To put this into context for those reading this who may not be familiar with FP32, FP64, etc.:
You may get the (mis)impression from this discussion that the FP64 data type corresponds to ultra-high-precision numbers needed only for the most abstruse or specialized types of calculations, and that the ability to do computations natively with such precision is found only in specialized data center*/workstation hardware.
That's actually not the case at all. In fact, FP64 (equivalent to a "double" in C/C++) is the default capability of most bog-standard CPUs
, and translates to only about 16 digits of decimal precision. [FP64 has 64 bits, 53 of which are allocated to the "significand", which is the number in front of the exponent (e.g., "1.2345..." in "1.2345... x 10^-12"). And 53 binary digits is equivalent to 53 x ln(2)/ln(10) = 15.956... ≈16 decimal digits.]
[I've read some Intel CPU's also offer FP 80, which provides 64 bits for the significand (equivalent to a "long double" in C/C++), but I'm not personally familiar with this.]
So it's not that FP64 is particularly high in precision, but rather that it's high relative to what's typical for GPU's, which are specialized to do many lower-precision calculations very fast.
Indeed, when using Mathematica, I sometimes run into problems that will give unacceptable errors when run using FP64 (what Mathematica calls "Machine Precision") calculations.
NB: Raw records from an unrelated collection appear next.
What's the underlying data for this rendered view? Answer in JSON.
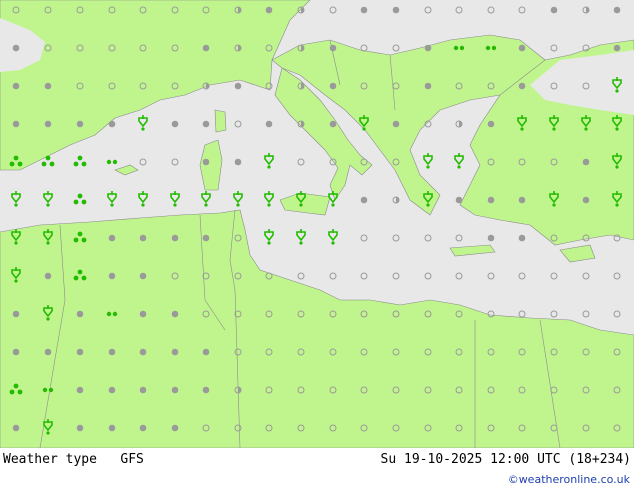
{
  "title": "Weather type   GFS",
  "datetime": "Su 19-10-2025 12:00 UTC (18+234)",
  "credit": "©weatheronline.co.uk",
  "colors": {
    "land": "#c0f58e",
    "sea": "#e8e8e8",
    "border": "#999999",
    "symbol_green": "#22bb00",
    "dot_gray": "#9a9a9a"
  },
  "symbol_types": [
    "cloudy-dot",
    "hollow-dot",
    "half-dot",
    "rain-shower",
    "drizzle",
    "light-rain",
    "showers-heavy"
  ]
}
Fortunately, with Mathematica, you have a choice of either:
(a) emulating whatever precision you please in all intermediate calculations (up to practical run-time limits); if you do this Mathematica will actually track the precision loss as it does the calculation and give you its estimate of the precision of the final number;
(b) (for some numeric functions) setting a precision goal for the final value, in which case Mathematica will use whatever precision emulation it needs to achieve this (unless it needs more than you've allotted it, in which case it will say you need to give it more).
(c) (with some exceptions) doing calculations with exact, symbolic values (my default preference), so that there is no precision loss (you can then convert the final result to whatever precision you like).
The tradeoff is that using high-precision emulation is much slower than just running with Machine Precision, i.e., "on the hardware". [Though for certain operations the symbolic approach can be faster than working in Machine Precision.]
Here's a fun pathological example known as Rump's function, after its designer, Siegfreid Rump:
f(a,b) = 333.75 * b^6 + a^2 * (11 * a^2 * b^2 – b^6 – 121 * b^4 – 2 ) + 5.5 * b^8 + a/(2b)
Compute f(a,b) where a = 77617 and b = 33096
We need to carry 44 decimal digits (nearly three times the 16 digits offered by FP64) through the calculation to obtain an answer good to only six digits:
Exact result: –(54767/66192)
Exact result numericized to six decimal digits: –0.827396
Machine Precision (FP 64) result: +1.18059 * 10^21 (!!)
Result with 40 decimal digit emulation (2.5 times the digits of FP64): –0.827 (Mathematica only able to provide result to three digits)
Result with 44 decimal digit emulation (minimum needed to give correct result to six figures): –0.827396
Here's a neat real-world (and non-pathological) example of an error caused by insufficient numerical precision:
*I've read the IBM POWER9 CPU is capable of native FP128, which allocates 112 bits to the significand, equivalent to 112 x ln(2)/ln(10) = 33.7154... ≈ 34 decimal digits. That, I think, is properly considered high precision. But I don't know how often that is used in practice.